24. Februar 2011

Kritik: Alice im Wunderland

"Have I gone mad?" - 
Tim Burtons Auftragsarbeit für Disney, die erstmals seit BATMAN wieder so etwas wie kommerzielle Studiointeressen den Vorrang gegenüber den Intentionen seines Regisseurs vermuten lässt: Dabei ist ALICE eigentlich ein klassischer Burton-Stoff, jenes Werk von Lewis Carroll dass die Verquickung von Märchenmotiven mit kritischen Seitenhieben auf die Gesellschaft und der Realität als solches, schon lange vor dem amerikanischen Regisseur selbst aufgriff und prägte – und trotzdem: Vollständig zufrieden kann mit Burtons ALICE weder Publikum noch Macher selbst sein.

Er hat die Themen der Vorlage verstanden, formt sie mit Hilfe von Autorin Woolverton durch die Vermischung der beiden „Wunderland“-Romane und der erwachsenen Perspektive sogar wirklich zu einem neuen Gerüst zusammen, nur um es im weiteren Verlauf (zu) großräumig mit bereits bekannten Farben auszumalen. Für einen Fantasten wie Tim Burton eigentlich kurios: Die besten Szenen seiner ALICE-Variation ergeben sich weniger in der Märchenwelt, sondern vielmehr außerhalb von dieser. Das Außenseitermotiv, dass sich wie ein roter Faden durch das Oeuvre des Filmemachers zieht, wirkt innerhalb der korsettähnlichen Adelsgesellschaft, mit der ALICE beginnt und endet, stärker nach, als ihre eigentliche Sinnsuche im Wunderland. 

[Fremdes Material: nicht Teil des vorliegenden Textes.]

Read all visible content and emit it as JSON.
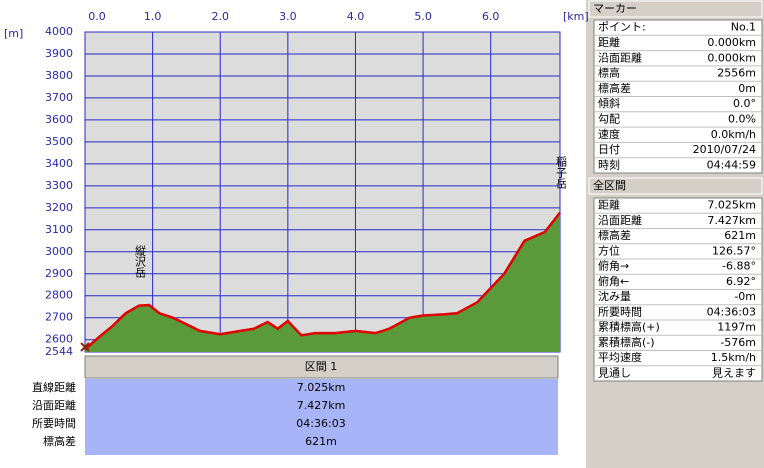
{
  "chart_data": {
    "type": "area",
    "y_label": "[m]",
    "x_label": "[km]",
    "annotations": [
      "縦沢岳",
      "稲子岳"
    ],
    "x": [
      0,
      0.2,
      0.4,
      0.6,
      0.8,
      0.95,
      1.1,
      1.3,
      1.5,
      1.7,
      2.0,
      2.3,
      2.5,
      2.7,
      2.85,
      3.0,
      3.2,
      3.4,
      3.7,
      4.0,
      4.3,
      4.5,
      4.8,
      5.0,
      5.3,
      5.5,
      5.8,
      6.0,
      6.2,
      6.5,
      6.8,
      7.025
    ],
    "series": [
      {
        "color": "#e00000",
        "fill": "#5a9a3a",
        "values": [
          2556,
          2610,
          2660,
          2720,
          2755,
          2758,
          2720,
          2700,
          2670,
          2640,
          2625,
          2640,
          2650,
          2680,
          2650,
          2685,
          2620,
          2630,
          2630,
          2640,
          2630,
          2650,
          2700,
          2710,
          2715,
          2720,
          2770,
          2835,
          2900,
          3050,
          3090,
          3178
        ]
      }
    ],
    "xlim": [
      0,
      7.025
    ],
    "xticks": [
      {
        "value": 0,
        "label": "0.0"
      },
      {
        "value": 1,
        "label": "1.0"
      },
      {
        "value": 2,
        "label": "2.0"
      },
      {
        "value": 3,
        "label": "3.0"
      },
      {
        "value": 4,
        "label": "4.0"
      },
      {
        "value": 5,
        "label": "5.0"
      },
      {
        "value": 6,
        "label": "6.0"
      }
    ],
    "ylim": [
      2544,
      4000
    ],
    "yticks": [
      4000,
      3900,
      3800,
      3700,
      3600,
      3500,
      3400,
      3300,
      3200,
      3100,
      3000,
      2900,
      2800,
      2700,
      2600,
      2544
    ],
    "grid": true
  },
  "section": {
    "header": "区間 1",
    "rows": [
      [
        "直線距離",
        "7.025km"
      ],
      [
        "沿面距離",
        "7.427km"
      ],
      [
        "所要時間",
        "04:36:03"
      ],
      [
        "標高差",
        "621m"
      ]
    ]
  },
  "marker_panel": {
    "title": "マーカー",
    "rows": [
      [
        "ポイント:",
        "No.1"
      ],
      [
        "距離",
        "0.000km"
      ],
      [
        "沿面距離",
        "0.000km"
      ],
      [
        "標高",
        "2556m"
      ],
      [
        "標高差",
        "0m"
      ],
      [
        "傾斜",
        "0.0°"
      ],
      [
        "勾配",
        "0.0%"
      ],
      [
        "速度",
        "0.0km/h"
      ],
      [
        "日付",
        "2010/07/24"
      ],
      [
        "時刻",
        "04:44:59"
      ]
    ]
  },
  "summary_panel": {
    "title": "全区間",
    "rows": [
      [
        "距離",
        "7.025km"
      ],
      [
        "沿面距離",
        "7.427km"
      ],
      [
        "標高差",
        "621m"
      ],
      [
        "方位",
        "126.57°"
      ],
      [
        "俯角→",
        "-6.88°"
      ],
      [
        "俯角←",
        "6.92°"
      ],
      [
        "沈み量",
        "-0m"
      ],
      [
        "所要時間",
        "04:36:03"
      ],
      [
        "累積標高(+)",
        "1197m"
      ],
      [
        "累積標高(-)",
        "-576m"
      ],
      [
        "平均速度",
        "1.5km/h"
      ],
      [
        "見通し",
        "見えます"
      ]
    ]
  }
}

Bisherige Verfilmungen des Stoffes seien ihm zu formelhaft aufgezogen, zu sehr auf  Kuriositätenkabinett als auf erzählerischen Film getrimmt, lies Burton zu seiner Motivation für eine neue Adaption seinerzeit verlauten. Große Worte, die angesichts der jetzigen Struktur des Films verwundern dürfen. 
Denn konträr zum Ausbruch aus dem Käfig von Erwartungshaltungen und Zwängen seiner Hauptfigur, verschreibt sich ALICE mit zunehmender Zeit durchaus eben solchen: Anders als bisherige Arbeiten des Regisseurs funktioniert der Trip durch das Wunderland nicht nur wie ein Genrewerk, sondern geht in seinen schwächsten Momenten auch nicht über die Grenzen eines solchen hinaus. So liebevoll und detailliert viele Frames ausgestaltet werden, der gallige Humor Burtons fehlt hier oftmals ebenso, wie das Durchbrechen typischer Blockbuster-Meriten durch umfassenden Subtext. Der Weg zur Emanzipation setzt die Konfrontation mit den eigenen Ängsten voraus, sei es zuerst auf der eskapistischen Flucht, oder später im realen Alltag: Nicht nur optisch gleicht das Fazit des Films ebenso enttäuschend, wie schon fast erschreckend all jenen Schlachtepen vergangener Kinojahre, denen man – ob Narnia oder Mittelerde – langsam überdrüssig zu werden scheint.


Man mag sich selbst damit beschwichtigen, ALICE IN WONDERLAND biete letztendlich genau das, was viele von ihm erwarten werden: Sauber inszeniertes und gut gespieltes „Popcornkino“ mit einigen starken Sequenzen für alle Altersklassen, das bezeichnenderweise mit Avril Lavigne im Abspann sogar noch jene Kajal-Fraktion mitnehmen möchte, denen der Film eigentlich zu bunt sein dürfte. Damit ist ALICE unterm Strich tatsächlich noch ein überdurchschnittlicher Blockbuster, aber auch ein unbefriedigender Burton.